On New Year's Eve in 1965 a young couple stood before a minister in the house of the young man's parents.  The house, now long since gone, built around the turn of the century, stood in the suburbs of Atlanta, Georgia, many miles from the Charlottesville, Virginia, home of the young woman. 

The gathering there included only the young man's family, all of whom must have been skeptical about the chances for the success of the marriage beginning that day. The couple had known each other only about four months, and had spent most of those four months separated by hundreds of miles of telephone line. 

She had ridden the train to Atlanta a few days earlier, back when train lines had names; this line had been called the "Nancy Hanks."  He picked her up at Union Station, a magnificent depot, now also long since gone. He spotted her coming up the enormous marble stairs from the platform to the main floor, also marble. It was a beautiful scene, this pretty girl coming towards him in this splendid setting.

The ceremony was brief, taking place in the living room before the fire place.  She was so nervous -- standing among these strangers -- that she giggled; he hoped that he would remember that he was supposed to say "I will" instead of "I do."  Nervous as they were, they should have been terrified, taking such a serious step when they were barely out of their teens.  They didn't know much about marriage, they knew only that they wanted to be together.

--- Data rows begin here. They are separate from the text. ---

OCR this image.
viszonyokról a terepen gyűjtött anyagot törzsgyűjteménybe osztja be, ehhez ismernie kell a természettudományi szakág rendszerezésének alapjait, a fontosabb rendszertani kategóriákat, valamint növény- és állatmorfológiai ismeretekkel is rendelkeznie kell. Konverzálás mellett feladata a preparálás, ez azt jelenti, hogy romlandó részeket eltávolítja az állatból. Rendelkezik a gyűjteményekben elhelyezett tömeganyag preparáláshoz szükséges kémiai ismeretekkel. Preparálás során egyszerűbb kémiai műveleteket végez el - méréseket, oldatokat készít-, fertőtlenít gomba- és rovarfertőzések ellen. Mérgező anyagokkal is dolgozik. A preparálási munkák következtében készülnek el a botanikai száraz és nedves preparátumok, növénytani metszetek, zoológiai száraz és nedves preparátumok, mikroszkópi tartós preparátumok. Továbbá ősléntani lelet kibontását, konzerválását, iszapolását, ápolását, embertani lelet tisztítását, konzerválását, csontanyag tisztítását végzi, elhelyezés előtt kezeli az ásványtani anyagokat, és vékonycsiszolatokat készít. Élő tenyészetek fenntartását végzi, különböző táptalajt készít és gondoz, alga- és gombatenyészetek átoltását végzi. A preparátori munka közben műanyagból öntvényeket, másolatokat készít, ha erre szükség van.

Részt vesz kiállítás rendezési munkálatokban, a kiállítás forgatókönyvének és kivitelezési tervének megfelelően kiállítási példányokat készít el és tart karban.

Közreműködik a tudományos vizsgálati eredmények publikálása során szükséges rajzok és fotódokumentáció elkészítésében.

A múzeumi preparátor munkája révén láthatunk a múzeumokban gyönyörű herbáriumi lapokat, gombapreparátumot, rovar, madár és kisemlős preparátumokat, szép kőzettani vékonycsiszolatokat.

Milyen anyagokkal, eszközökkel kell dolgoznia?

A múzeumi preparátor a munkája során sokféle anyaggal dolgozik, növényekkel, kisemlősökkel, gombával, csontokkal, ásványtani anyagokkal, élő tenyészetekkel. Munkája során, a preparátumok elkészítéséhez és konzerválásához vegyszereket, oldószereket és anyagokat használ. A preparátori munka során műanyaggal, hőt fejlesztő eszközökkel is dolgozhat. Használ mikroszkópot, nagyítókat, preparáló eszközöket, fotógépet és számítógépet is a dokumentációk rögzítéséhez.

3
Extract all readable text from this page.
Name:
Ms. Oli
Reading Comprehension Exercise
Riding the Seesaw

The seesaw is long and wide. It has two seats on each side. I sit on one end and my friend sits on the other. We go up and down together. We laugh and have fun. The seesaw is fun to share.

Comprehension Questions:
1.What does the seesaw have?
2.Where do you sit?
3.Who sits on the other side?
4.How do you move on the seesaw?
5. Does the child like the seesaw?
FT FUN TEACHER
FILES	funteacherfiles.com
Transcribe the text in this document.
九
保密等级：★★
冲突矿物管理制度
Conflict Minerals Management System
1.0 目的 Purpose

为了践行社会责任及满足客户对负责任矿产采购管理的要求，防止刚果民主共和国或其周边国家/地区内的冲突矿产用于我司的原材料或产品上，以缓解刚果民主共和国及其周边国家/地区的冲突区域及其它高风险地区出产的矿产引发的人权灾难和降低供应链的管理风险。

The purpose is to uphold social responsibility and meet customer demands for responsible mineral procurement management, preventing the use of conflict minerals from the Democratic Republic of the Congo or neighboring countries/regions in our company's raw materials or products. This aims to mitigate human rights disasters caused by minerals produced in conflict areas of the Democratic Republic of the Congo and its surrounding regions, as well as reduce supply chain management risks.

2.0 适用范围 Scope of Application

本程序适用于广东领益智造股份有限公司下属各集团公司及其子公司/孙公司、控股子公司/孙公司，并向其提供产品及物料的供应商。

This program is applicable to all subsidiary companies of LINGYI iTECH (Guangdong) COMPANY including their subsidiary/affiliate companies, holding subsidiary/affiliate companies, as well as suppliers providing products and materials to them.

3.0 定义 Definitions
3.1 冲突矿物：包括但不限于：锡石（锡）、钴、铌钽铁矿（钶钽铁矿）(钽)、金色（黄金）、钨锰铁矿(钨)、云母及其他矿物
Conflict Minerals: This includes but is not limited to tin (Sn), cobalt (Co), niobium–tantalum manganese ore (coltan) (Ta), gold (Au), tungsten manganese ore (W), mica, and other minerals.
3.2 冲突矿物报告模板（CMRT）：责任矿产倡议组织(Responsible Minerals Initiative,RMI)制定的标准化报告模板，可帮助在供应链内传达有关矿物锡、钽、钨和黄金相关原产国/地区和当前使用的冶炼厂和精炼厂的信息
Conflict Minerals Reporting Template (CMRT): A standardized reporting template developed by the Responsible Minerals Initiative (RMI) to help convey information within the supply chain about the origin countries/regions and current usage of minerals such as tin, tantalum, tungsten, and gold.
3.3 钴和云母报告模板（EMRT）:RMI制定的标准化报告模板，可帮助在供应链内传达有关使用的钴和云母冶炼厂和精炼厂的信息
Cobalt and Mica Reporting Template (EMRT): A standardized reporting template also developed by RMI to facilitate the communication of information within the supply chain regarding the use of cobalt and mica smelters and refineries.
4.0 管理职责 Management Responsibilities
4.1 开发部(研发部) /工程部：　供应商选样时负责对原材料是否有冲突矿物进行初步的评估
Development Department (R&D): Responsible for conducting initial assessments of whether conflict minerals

In the thirty-four years since that New Year's Eve, the world has changed a millennium’s worth.  The man and woman who promised so much to each other on that day have changed, also.  Even the love that these two held for one another has changed; it has grown into something beyond anything either could have imagined as twenty year olds.  For better; for worse, For richer; for poorer, In sickness and in health...all of this made their love what it is today.

This is my Anniversary card to you, dearest Beverly; my heart is open for all to see.  I still see you as that pretty young girl climbing those marble stairs in that train station thirty-four years ago, your beauty as timeless as the love in my heart for you.  I will love and cherish you forever.